When I first started out in hypnosis I recall making the observation that there are generally two responses someone will give when asked whether they want to give hypnosis a try:

  1. "That's really cool! It's something I've always wanted to try. Yeah, I'm up for that!"

  2. "NO! No way! No! No! No! Nonononononononononononono! NO!.... but can I watch you do someone else?"

I have to say that for the most part this simple pattern has held true over the last year or so. What has, however, been far less simple has been the incredibly varied response the potential subject's partner has displayed. In fact there have been such a mixture of responses that I won't even bother to try to list them. Many are positive, others are negative, and others seem to be uneasy but neutral.

Imagine the situation though. You're entering a time in your life where nearly everybody you know is in a relationship. Hypnosis just happens to, admittedly with a little bit of shameless manoeuvring on your part, come up in the conversation.

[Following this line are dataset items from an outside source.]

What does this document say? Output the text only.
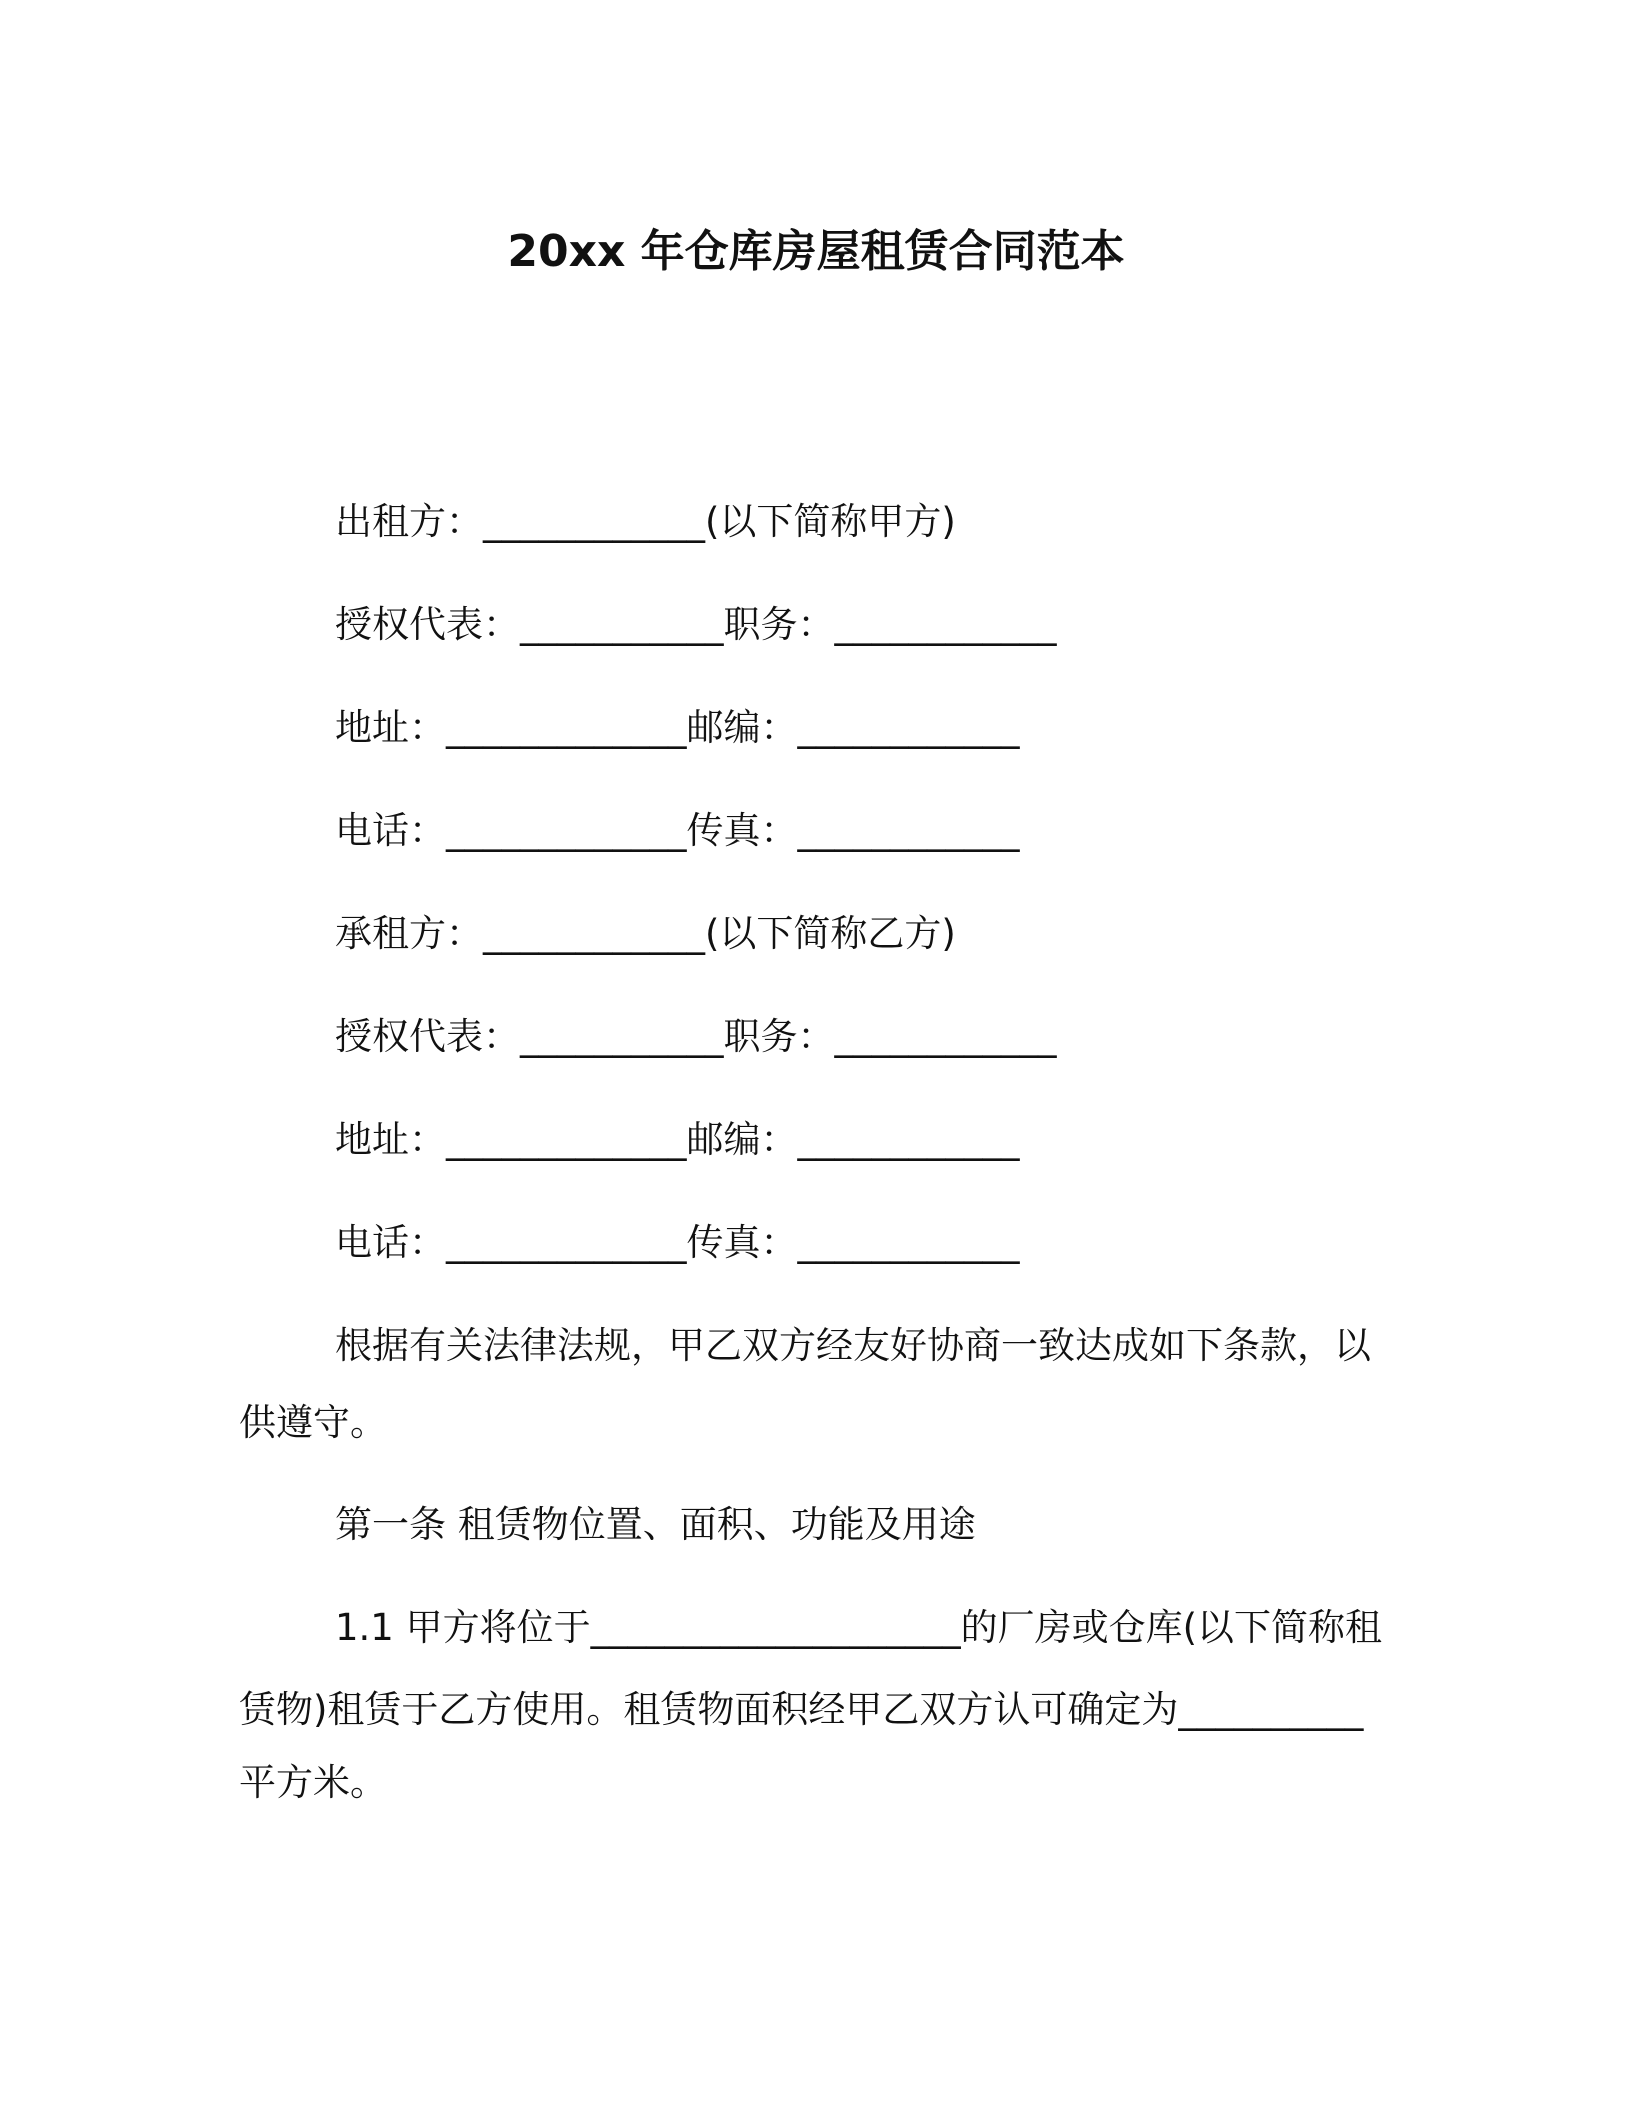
20xx 年仓库房屋租赁合同范本
出租方：____________(以下简称甲方)
授权代表：___________职务：____________
地址：_____________邮编：____________
电话：_____________传真：____________
承租方：____________(以下简称乙方)
授权代表：___________职务：____________
地址：_____________邮编：____________
电话：_____________传真：____________
根据有关法律法规，甲乙双方经友好协商一致达成如下条款，以
供遵守。
第一条 租赁物位置、面积、功能及用途
1.1 甲方将位于____________________的厂房或仓库(以下简称租
赁物)租赁于乙方使用。租赁物面积经甲乙双方认可确定为__________
平方米。
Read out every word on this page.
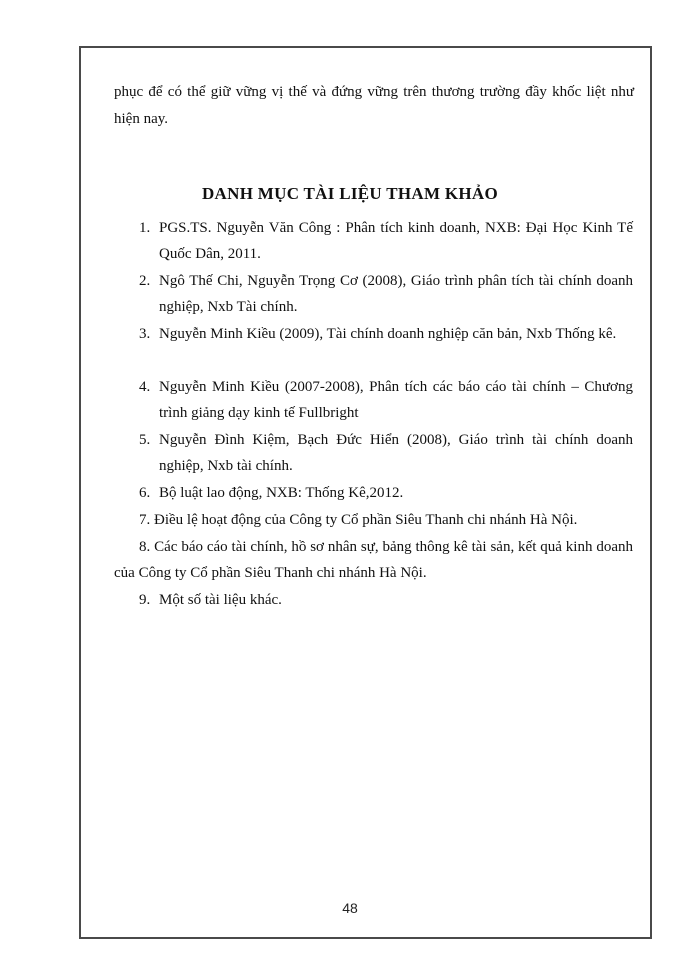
phục để có thể giữ vững vị thế và đứng vững trên thương trường đầy khốc liệt như hiện nay.
DANH MỤC TÀI LIỆU THAM KHẢO
1. PGS.TS. Nguyễn Văn Công : Phân tích kinh doanh, NXB: Đại Học Kinh Tế Quốc Dân, 2011.
2. Ngô Thế Chi, Nguyễn Trọng Cơ (2008), Giáo trình phân tích tài chính doanh nghiệp, Nxb Tài chính.
3. Nguyễn Minh Kiều (2009), Tài chính doanh nghiệp căn bản, Nxb Thống kê.
4. Nguyễn Minh Kiều (2007-2008), Phân tích các báo cáo tài chính – Chương trình giảng dạy kinh tế Fullbright
5. Nguyễn Đình Kiệm, Bạch Đức Hiển (2008), Giáo trình tài chính doanh nghiệp, Nxb tài chính.
6. Bộ luật lao động, NXB: Thống Kê,2012.
7. Điều lệ hoạt động của Công ty Cổ phần Siêu Thanh chi nhánh Hà Nội.
8. Các báo cáo tài chính, hồ sơ nhân sự, bảng thông kê tài sản, kết quả kinh doanh của Công ty Cổ phần Siêu Thanh chi nhánh Hà Nội.
9. Một số tài liệu khác.
48
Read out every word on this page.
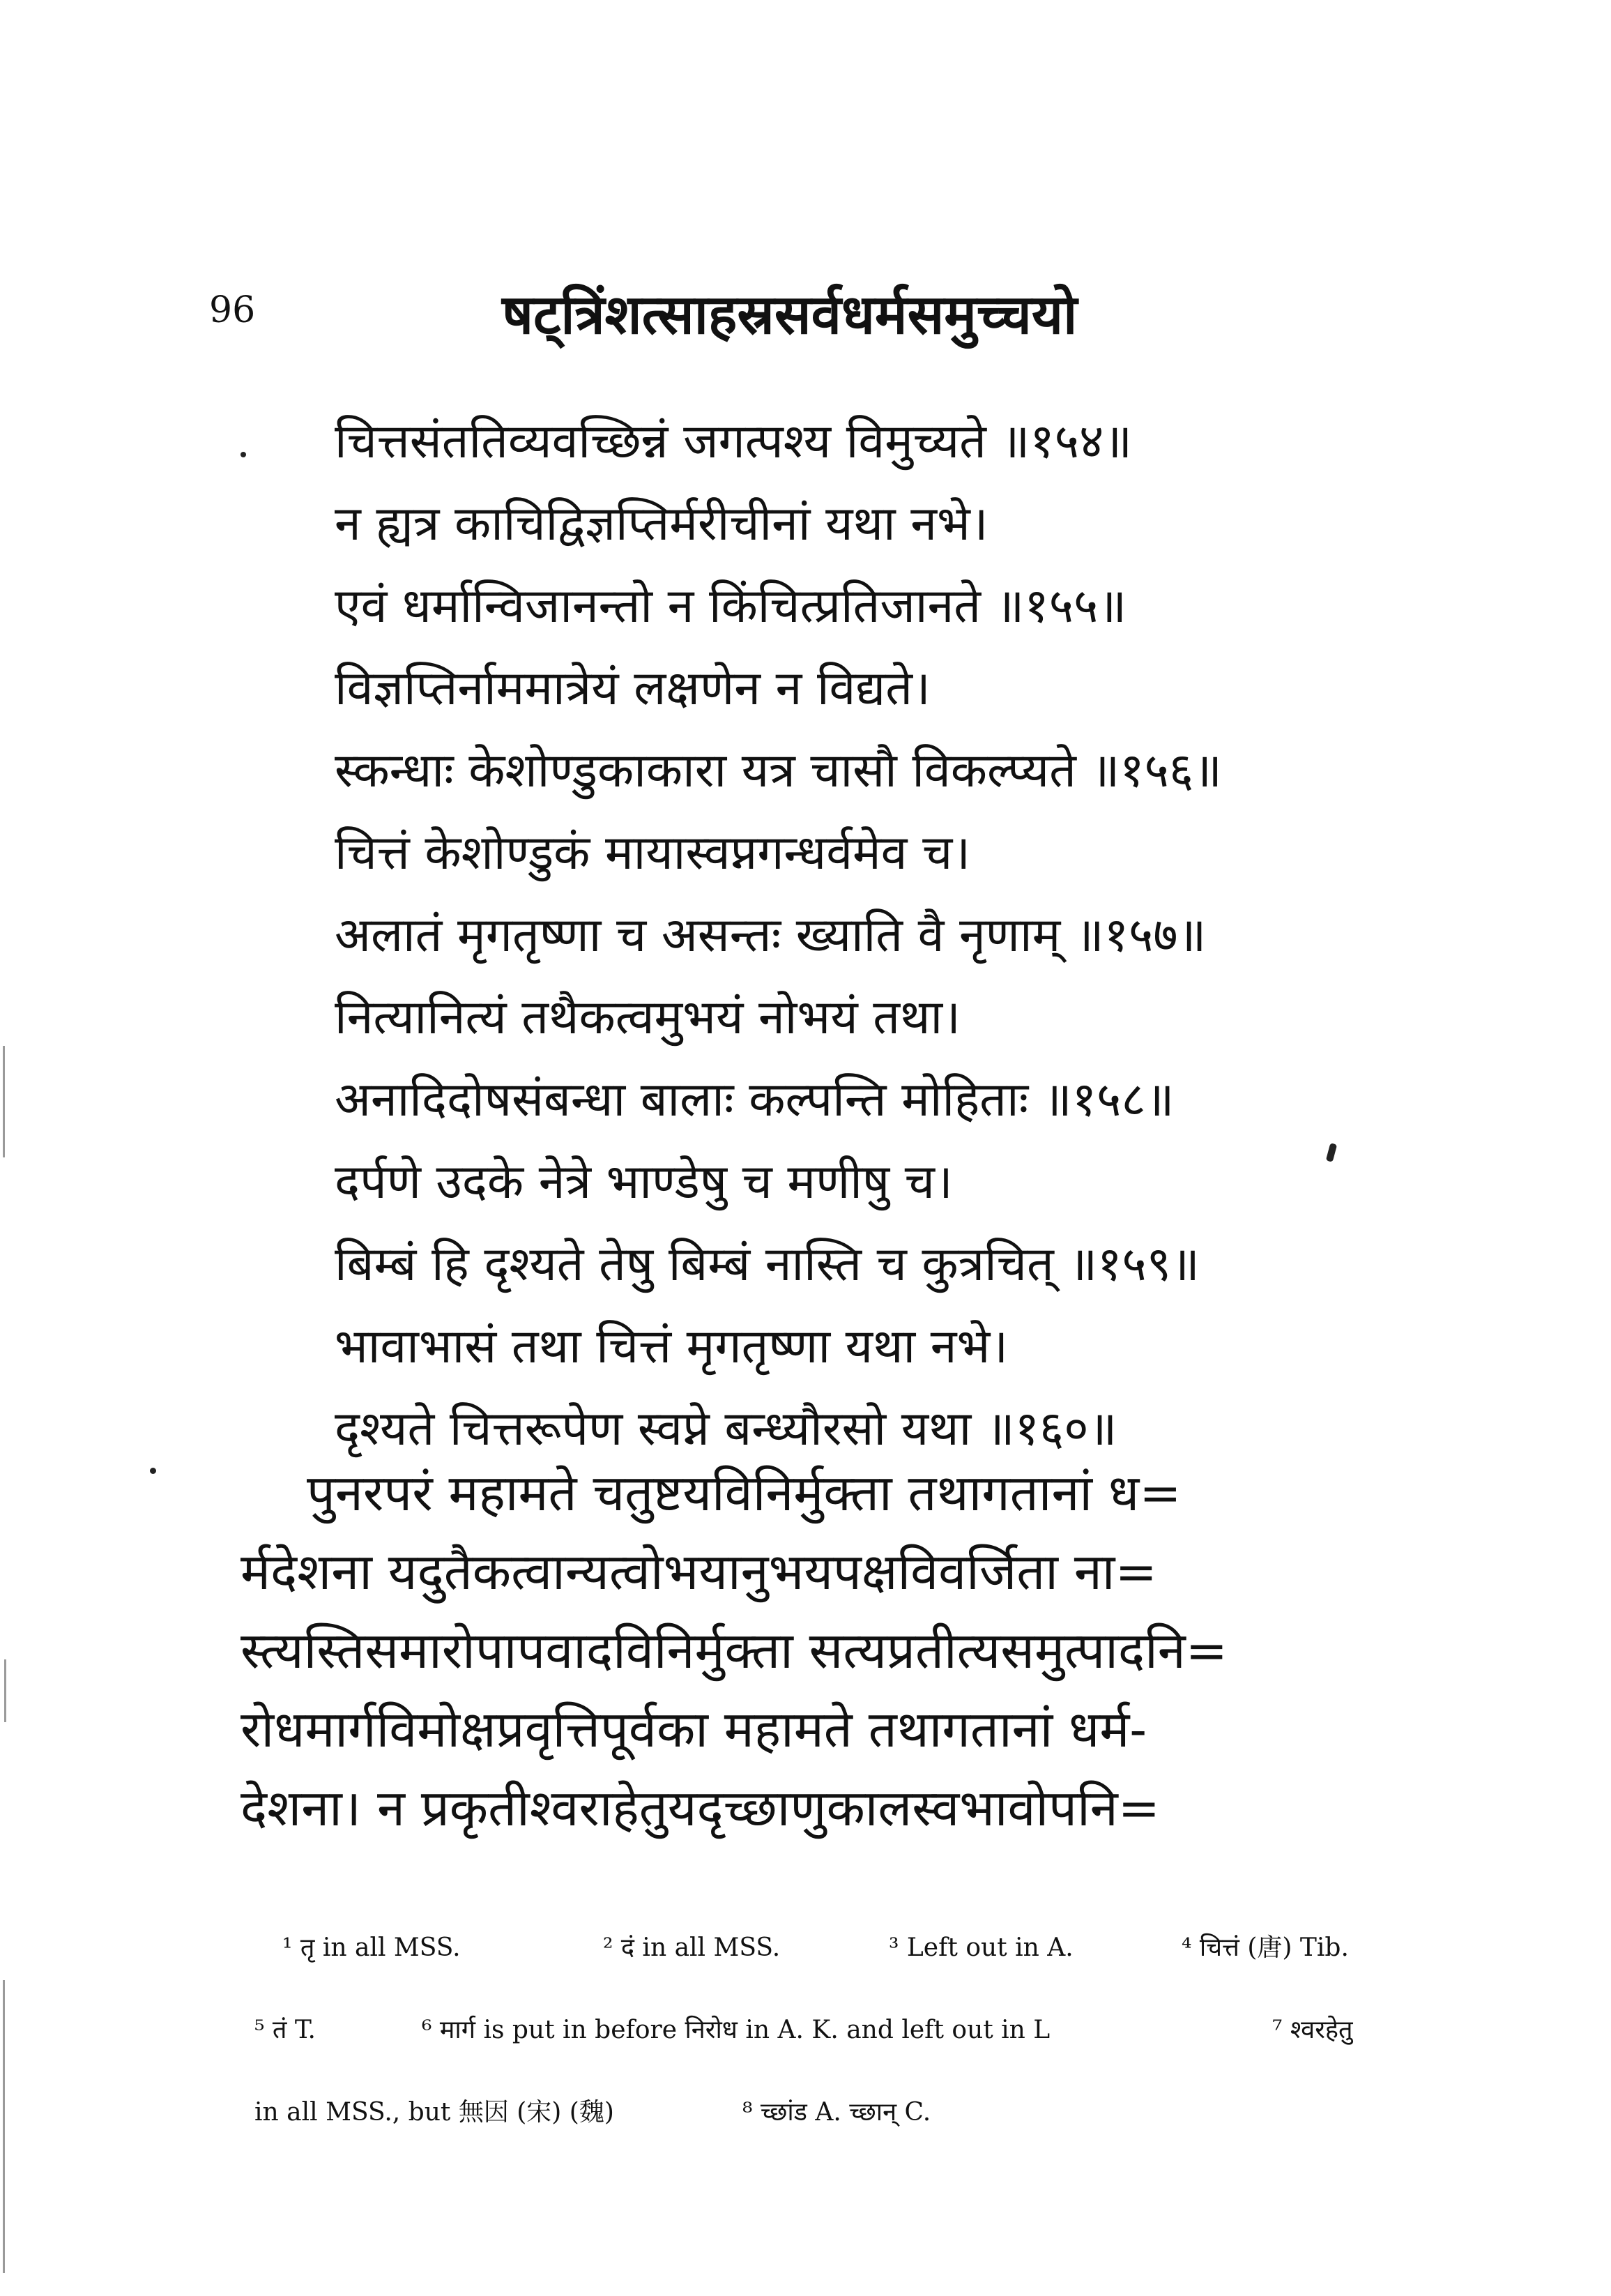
96	षट्त्रिंशत्साहस्रसर्वधर्मसमुच्चयो
चित्तसंततिव्यवच्छिन्नं जगत्पश्य विमुच्यते ॥१५४॥
न ह्यत्र काचिद्विज्ञप्तिर्मरीचीनां यथा नभे।
एवं धर्मान्विजानन्तो न किंचित्प्रतिजानते ॥१५५॥
विज्ञप्तिर्नाममात्रेयं लक्षणेन न विद्यते।
स्कन्धाः केशोण्डुकाकारा यत्र चासौ विकल्प्यते ॥१५६॥
चित्तं केशोण्डुकं मायास्वप्नगन्धर्वमेव च।
अलातं मृगतृष्णा च असन्तः ख्याति वै नृणाम् ॥१५७॥
नित्यानित्यं तथैकत्वमुभयं नोभयं तथा।
अनादिदोषसंबन्धा बालाः कल्पन्ति मोहिताः ॥१५८॥
दर्पणे उदके नेत्रे भाण्डेषु च मणीषु च।
बिम्बं हि दृश्यते तेषु बिम्बं नास्ति च कुत्रचित् ॥१५९॥
भावाभासं तथा चित्तं मृगतृष्णा यथा नभे।
दृश्यते चित्तरूपेण स्वप्ने बन्ध्यौरसो यथा ॥१६०॥
पुनरपरं महामते चतुष्टयविनिर्मुक्ता तथागतानां ध=
र्मदेशना यदुतैकत्वान्यत्वोभयानुभयपक्षविवर्जिता ना=
स्त्यस्तिसमारोपापवादविनिर्मुक्ता सत्यप्रतीत्यसमुत्पादनि=
रोधमार्गविमोक्षप्रवृत्तिपूर्वका महामते तथागतानां धर्म-
देशना। न प्रकृतीश्वराहेतुयदृच्छाणुकालस्वभावोपनि=
¹ तृ in all MSS.	² दं in all MSS.	³ Left out in A.	⁴ चित्तं (唐) Tib.
⁵ तं T.	⁶ मार्ग is put in before निरोध in A. K. and left out in L	⁷ श्वरहेतु
in all MSS., but 無因 (宋) (魏)	⁸ च्छांड A. च्छान् C.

When someone expresses an interest to give it a try more often than not their partner is also around.

How does the partner feel about seeing their significant other being hypnotised in front of them? It's almost certainly a question that they haven't even thought about before, and so I nearly always find myself having to keep an eye on the partner for feedback almost as much as the subject.

The majority of the people I seem to end up hypnotising are female and that means that there's nearly always a boyfriend in the equation somewhere.

Now, my own experiences with relationships do rather lead me to empathise with the paranoia that comes with being with someone very special. When a beautiful creature places unremarkable you within the inner circle of their universe the last thing you want is for anybody to come along and tilt the axes, even gently. Goodness knows I'm still waiting for my own girlfriend to wake up and realise her mistake.

Quite obviously I am not going out with the intention of seducing other people's girlfriends, and I think I would be giving myself far too much credit if I said I thought that I or my hypnotist routine were especially attractive. No, my sole interest when I have a subject in front of me is in satisfying their needs or curiosity, whatever those may be, because it is through doing so that I get my own enjoyment. This is often enough to sow the seeds of discomfort in a partner though, especially a male partner, because what they see is somebody connecting with their beloved in a way that perhaps they can't or don't, and can also be seen to be quite intimate.

That's one perspective, another is the idea that hypnosis is scary ultimate mind control. This, in my opinion rather absurd, worry is usually easy enough to alleviate in most people although some hypnotists, usually the ones who will never be hypnotised themselves, I have seen refuse to let anybody else hypnotise their girlfriend on this basis. Or they will allow it but will insist on being there so they can hear every word, lest security be compromised.

Safety is quite a legitimate worry, and I do my best to assure everyone concerned that what I'm doing is safe, which of course it is. I don't think doing the "Zap" (throw your subject on the floor and just hope they don't get concussion) induction or anything similar would go down well, and it's completely unnecessary anyway.

There was one hypnotist I met whose girlfriend had a real interest in hypnosis and enjoyed being a subject too, but he wouldn't let anyone else do anything with her. She was a great subject and really receptive to the experience, and yet this guy kept utterly failing to do anything with her because he didn't have the patience or the empathy. That's the final thing worth mentioning here; jealousy. That was an extreme example of course, but I have found that some of the worse culprits for negative feelings about seeing their girlfriend hypnotised have been other hypnotists.

One thing that I think is clear is that hypnosis has a way of bringing to the surface deeper aspects of a relationship in the same way as it does for individual personalities.